ACTE I
Rideau fermé : on entend Quentin chanter à tue-tête des bribes de chansons parlant de l’Espagne, allant de E viva España à La Belle de Cadix entrecoupées de « olé ! ».
Après une vingtaine de secondes, le rideau s’ouvre sur Estelle, seule en scène, assise sur le canapé. Elle essaie de travailler, malgré les vocalises de Quentin, en consultant des dossiers et en tapant sur son ordinateur portable.

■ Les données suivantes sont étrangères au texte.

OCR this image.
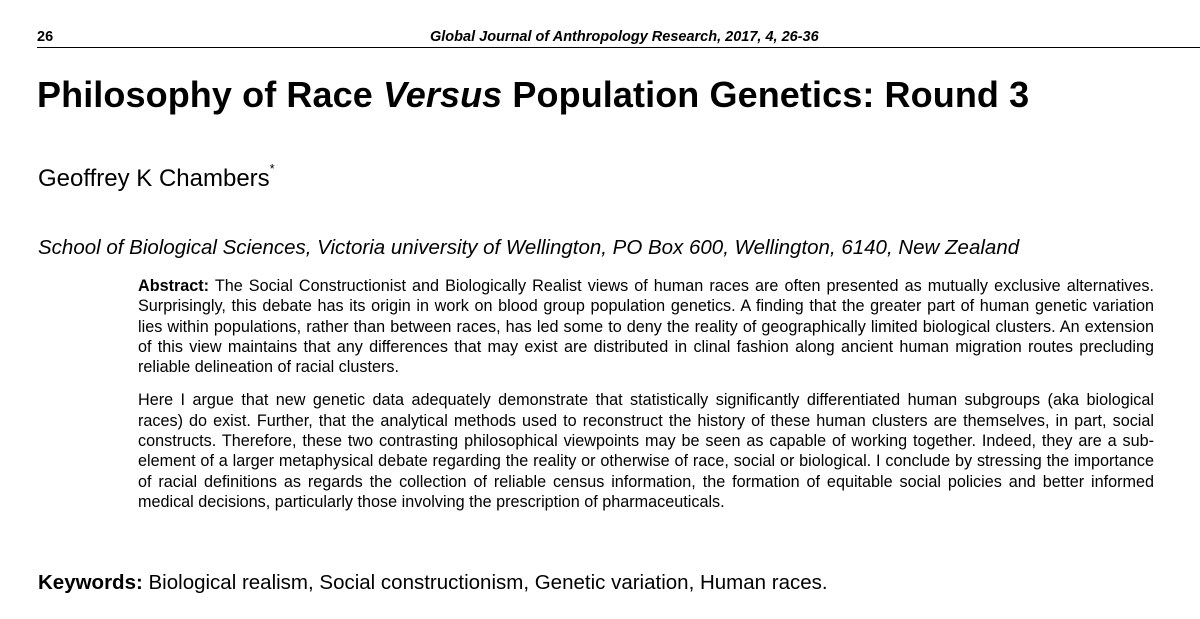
26	Global Journal of Anthropology Research, 2017, 4, 26-36
Philosophy of Race Versus Population Genetics: Round 3
Geoffrey K Chambers*
School of Biological Sciences, Victoria university of Wellington, PO Box 600, Wellington, 6140, New Zealand

Abstract: The Social Constructionist and Biologically Realist views of human races are often presented as mutually exclusive alternatives. Surprisingly, this debate has its origin in work on blood group population genetics. A finding that the greater part of human genetic variation lies within populations, rather than between races, has led some to deny the reality of geographically limited biological clusters. An extension of this view maintains that any differences that may exist are distributed in clinal fashion along ancient human migration routes precluding reliable delineation of racial clusters.

Here I argue that new genetic data adequately demonstrate that statistically significantly differentiated human subgroups (aka biological races) do exist. Further, that the analytical methods used to reconstruct the history of these human clusters are themselves, in part, social constructs. Therefore, these two contrasting philosophical viewpoints may be seen as capable of working together. Indeed, they are a sub-element of a larger metaphysical debate regarding the reality or otherwise of race, social or biological. I conclude by stressing the importance of racial definitions as regards the collection of reliable census information, the formation of equitable social policies and better informed medical decisions, particularly those involving the prescription of pharmaceuticals.

Keywords: Biological realism, Social constructionism, Genetic variation, Human races.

Estelle. – Quentin, pour l’amour du ciel ! (Quentin se tait.) Bon, travaillons. Ça urge, ça urge ! Où en étais-je ? Ah oui ! (Quentin recommence.) Quentin ! J’ai du travail !
Quentin, off, avec emphase. – Et moi je travaille mon personnage.
Estelle. – Eh bien, travaille-le en silence… Je dois impérativement terminer ce rapport pour Mme la ministre.
Quentin, off. – Bon, bon ! Très bien, mademoiselle Estelle de la Sérieuse !
Estelle, haussant les épaules. – Très drôle. Bon ! Soyons efficace. (Elle tapote sur le clavier de son ordinateur.) Alors… « Les perceptives économiques à moyen terme étant ce qu’elles sont, nous pouvons raisonnablement penser que… »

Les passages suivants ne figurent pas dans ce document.